Airlangga Sebut Perdagangan dan Pajak Karbon Berlaku Mulai 2025

13 October 2022

CNN Indonesia
Kamis, 13 Okt 2022

Jakarta, CNN Indonesia — Menteri Koordinator Bidang Perekonomian Airlangga Hartarto mengatakan perdagangan karbon, termasuk pajak karbon akan diterapkan mulai 2025 mendatang.
“Indonesia terus berkomitmen menurunkan emisi gas rumah kaca, net zero emission pada 2060 atau lebih cepat. Salah satu yang akan diterapkan di awal adalah perdagangan karbon maupun pajak karbon yang ditargetkan berfungsi pada 2025,” ungkapnya di pembukaan Capital Market Summit & Expo, Kamis (13/10).

Dalam pemaparannya, Airlangga menjelaskan perdagangan karbon merupakan mekanisme jual beli karbon dan sertifikat emisi sebagai surat berharga yang dapat diperdagangkan di bursa karbon.

Sementara itu, pajak karbon menjadi disinsentif penggunaan energi kotor atau tidak terbarukan. Penggunaan dana dari pajak karbon untuk mendorong pengembangan dan pemanfaatan energi bersih atau terbarukan.

Selain perdagangan dan pajak karbon, kebijakan lainnya yang diterapkan pemerintah untuk mendukung transisi menuju ekonomi hijau yaitu akuisisi energi bersih, aturan mengenai PLTU pensiun dini, dan konversi sumber energi kotor.

Akuisisi energi bersih dilakukan dengan memberikan insentif yang akan melakukan R&D dan berinvestasi pada energi bersih atau terbarukan. Lalu, peraturan mengenai pensiun dini batu bara akan mengatur pemberian santunan bagi PLTU yang akan dipensiunkan dini.

Lalu, konversi sumber energi kotor dilakukan dengan memberikan insentif untuk mengubah sumber energi kotor menjadi sumber energi bersih.

Sebelumnya, mantan ketua dewan komisioner OJK Wimboh Santoso mengklaim BEI sudah siap menyelenggarakan perdagangan karbon.

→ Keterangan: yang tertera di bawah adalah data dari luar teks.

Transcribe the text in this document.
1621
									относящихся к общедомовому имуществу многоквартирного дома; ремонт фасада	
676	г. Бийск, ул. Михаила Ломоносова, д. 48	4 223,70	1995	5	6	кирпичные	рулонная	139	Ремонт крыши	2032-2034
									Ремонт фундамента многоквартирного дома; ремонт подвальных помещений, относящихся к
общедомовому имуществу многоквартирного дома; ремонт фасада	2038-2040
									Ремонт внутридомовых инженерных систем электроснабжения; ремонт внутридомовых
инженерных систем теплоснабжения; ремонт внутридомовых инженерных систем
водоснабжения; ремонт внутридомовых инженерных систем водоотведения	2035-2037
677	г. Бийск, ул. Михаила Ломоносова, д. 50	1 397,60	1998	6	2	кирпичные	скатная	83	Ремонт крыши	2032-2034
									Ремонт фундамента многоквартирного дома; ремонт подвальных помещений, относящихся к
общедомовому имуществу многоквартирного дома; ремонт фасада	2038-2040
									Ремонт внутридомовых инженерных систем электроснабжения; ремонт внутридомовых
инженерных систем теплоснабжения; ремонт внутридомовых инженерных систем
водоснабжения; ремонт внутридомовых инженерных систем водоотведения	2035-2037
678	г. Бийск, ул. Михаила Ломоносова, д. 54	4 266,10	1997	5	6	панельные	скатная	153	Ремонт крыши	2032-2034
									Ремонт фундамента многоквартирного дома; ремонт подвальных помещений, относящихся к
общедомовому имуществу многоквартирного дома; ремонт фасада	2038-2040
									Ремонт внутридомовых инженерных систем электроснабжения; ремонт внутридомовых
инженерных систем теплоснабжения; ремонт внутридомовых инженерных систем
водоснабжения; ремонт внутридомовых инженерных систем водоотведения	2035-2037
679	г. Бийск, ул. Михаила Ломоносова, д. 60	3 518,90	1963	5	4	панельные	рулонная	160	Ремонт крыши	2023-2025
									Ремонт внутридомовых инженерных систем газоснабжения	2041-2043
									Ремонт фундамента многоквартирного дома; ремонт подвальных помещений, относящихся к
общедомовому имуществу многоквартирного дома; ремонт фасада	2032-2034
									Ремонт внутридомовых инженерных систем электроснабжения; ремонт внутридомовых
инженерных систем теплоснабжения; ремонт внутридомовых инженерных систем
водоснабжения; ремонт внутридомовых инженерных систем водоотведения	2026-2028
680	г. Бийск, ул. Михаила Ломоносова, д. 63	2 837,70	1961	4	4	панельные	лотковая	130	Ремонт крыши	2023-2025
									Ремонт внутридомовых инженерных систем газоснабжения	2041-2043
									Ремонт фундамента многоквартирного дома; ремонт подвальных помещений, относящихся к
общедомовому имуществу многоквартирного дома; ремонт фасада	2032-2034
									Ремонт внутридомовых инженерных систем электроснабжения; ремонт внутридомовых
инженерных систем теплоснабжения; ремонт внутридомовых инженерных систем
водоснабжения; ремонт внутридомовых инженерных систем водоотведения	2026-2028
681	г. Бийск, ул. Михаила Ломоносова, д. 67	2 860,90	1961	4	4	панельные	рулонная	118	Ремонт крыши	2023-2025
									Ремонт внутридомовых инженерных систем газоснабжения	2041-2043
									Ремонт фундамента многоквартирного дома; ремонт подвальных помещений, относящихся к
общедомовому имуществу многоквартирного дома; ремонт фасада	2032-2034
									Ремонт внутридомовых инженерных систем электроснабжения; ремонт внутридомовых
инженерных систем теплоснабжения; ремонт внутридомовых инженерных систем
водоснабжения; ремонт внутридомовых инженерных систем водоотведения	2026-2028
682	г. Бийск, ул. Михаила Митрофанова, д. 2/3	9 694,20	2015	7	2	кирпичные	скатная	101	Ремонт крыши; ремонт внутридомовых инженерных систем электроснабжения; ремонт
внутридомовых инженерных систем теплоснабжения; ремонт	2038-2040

“Dalam hal ini yang kita punya adalah bursa saham dan surat berharga, yakni BEI siap untuk melaksanakan dan eksekusi carbon trading ini dan kini sedang dibicarakan apa saja regulasi yang perlu disiapkan,” terang Wimboh dalam Green Economic Outlook 2022, Selasa (22/2).

Nantinya, mekanisme perdagangan karbon akan difasilitasi oleh bursa karbon. Selain itu, BEI akan melengkapi instrumen pendukung, seperti lembaga kustodian.

“Mekanisme penjualan karbon kredit di pasar akan difasilitasi dengan carbon exchange atau bursa karbon, seperti saham tapi yang diperdagangkan adalah kredit karbon, jadi kami masih mempersiapkan carbon trading seperti bursanya, settlement-nya, dan ada kustodiannya,” katanya.

Wimboh mengatakan perusahaan-perusahaan yang dapat memproduksi barang atau jasa dengan emisi karbon yang rendah dapat memiliki kredit karbon yang bisa diperjualbelikan di bursa karbon.

Namun, jika terdapat perusahaan yang tidak dapat menekan emisi karbon dalam proses produksinya, maka perusahaan tersebut wajib membeli kredit karbon di bursa karbon.

“Terkait dengan sektor yang mendapat kredit karbon dan yang belum berhasil menurunkan emisi dia harus mendapat disinsentif, jadi mereka harus membeli karbon kredit yang dimiliki oleh orang lain di bursa karbon,” terang Wimboh.

Sebagai informasi, perdagangan karbon dan pajak karbon merupakan instrumen yang telah disiapkan oleh pemerintah guna memerangi tingginya emisi buang. Hal ini tertuang dalam Undang-undang (UU) Nomor 7 Tahun 2021 tentang Harmonisasi Peraturan Perpajakan (HPP).

Aturan tersebut merupakan inisiatif Kementerian Keuangan yang tengah mendukung perencanaan energi dan ekonomi hijau agar terlaksana di Indonesia.